The vice president, for instance, critiqued Bush's proposal to partially privatize Social Security and noted that he, Gore, would set aside a part of the budget surplus to extend the financial viability of both Medicare and Social Security--while "the other side" does not.

"So that's a contrast," Gore told several hundred supportive seniors at the Roger T. Sermon Community Center.
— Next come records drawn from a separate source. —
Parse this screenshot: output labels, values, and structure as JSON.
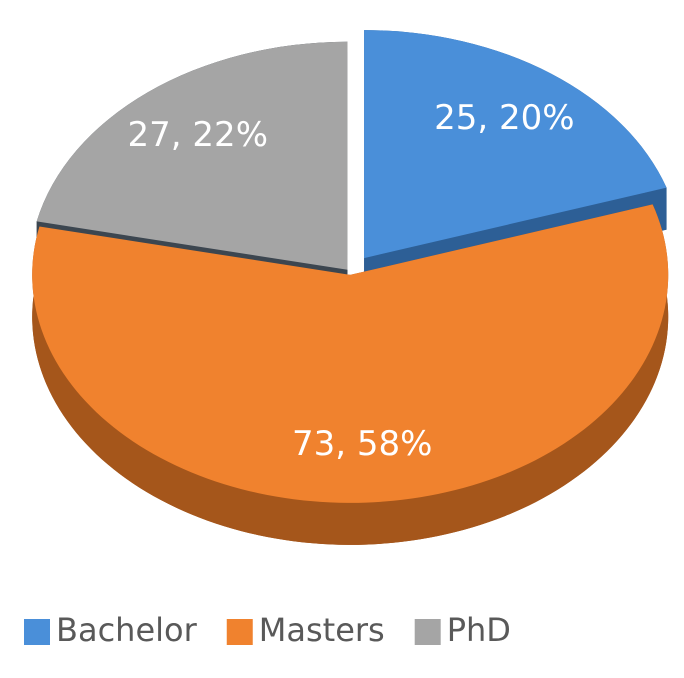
{
  "chart_data": {
    "type": "pie",
    "categories": [
      "Bachelor",
      "Masters",
      "PhD"
    ],
    "values": [
      25,
      73,
      27
    ],
    "value_labels": [
      "25, 20%",
      "73, 58%",
      "27, 22%"
    ],
    "colors": [
      "#4a8fd9",
      "#f0822e",
      "#a5a5a5"
    ],
    "side_colors": [
      "#2d5f96",
      "#a5561b",
      "#3c4650"
    ],
    "legend": "bottom"
  }
}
One of Gore's mantras in recent weeks is that he is a fighter for the people while Bush, the GOP presidential nominee, fights only for the powerful.

On Monday evening, Gore met up with his running mate, Sen. Joseph I. Lieberman of Connecticut, for a rally in St. Louis. About 1,000 Gore-Lieberman supporters braved a sweltering late-afternoon sun at Kiener Plaza near the Mississippi River to give the men and their wives an enthusiastic welcome.

"We are committed to genuine personal compassion," said Lieberman's wife, Hadassah.

One sign in the crowd that caught Lieberman's eye read: "Superman. Batman. Lieberman."

Gore enumerated many of his campaign planks and said the choice voters face in November amounts to "a battle for the future of our country."

Then the two men and their wives retired to Gore's hotel suite to watch President Clinton's speech to the convention.

Today, Lieberman is due in Los Angeles while Gore is scheduled to meet Clinton in the Detroit suburb of Monroe for a high-profile event billed by both camps as the symbolic passing of the torch.

As Gore works his way to Los Angeles, he is making appearances in several key battleground states while emphasizing issues that his strategists believe will resonate with middle-class Americans.

In Cleveland on Sunday, he touted his plan to provide universal medical insurance for children by 2004.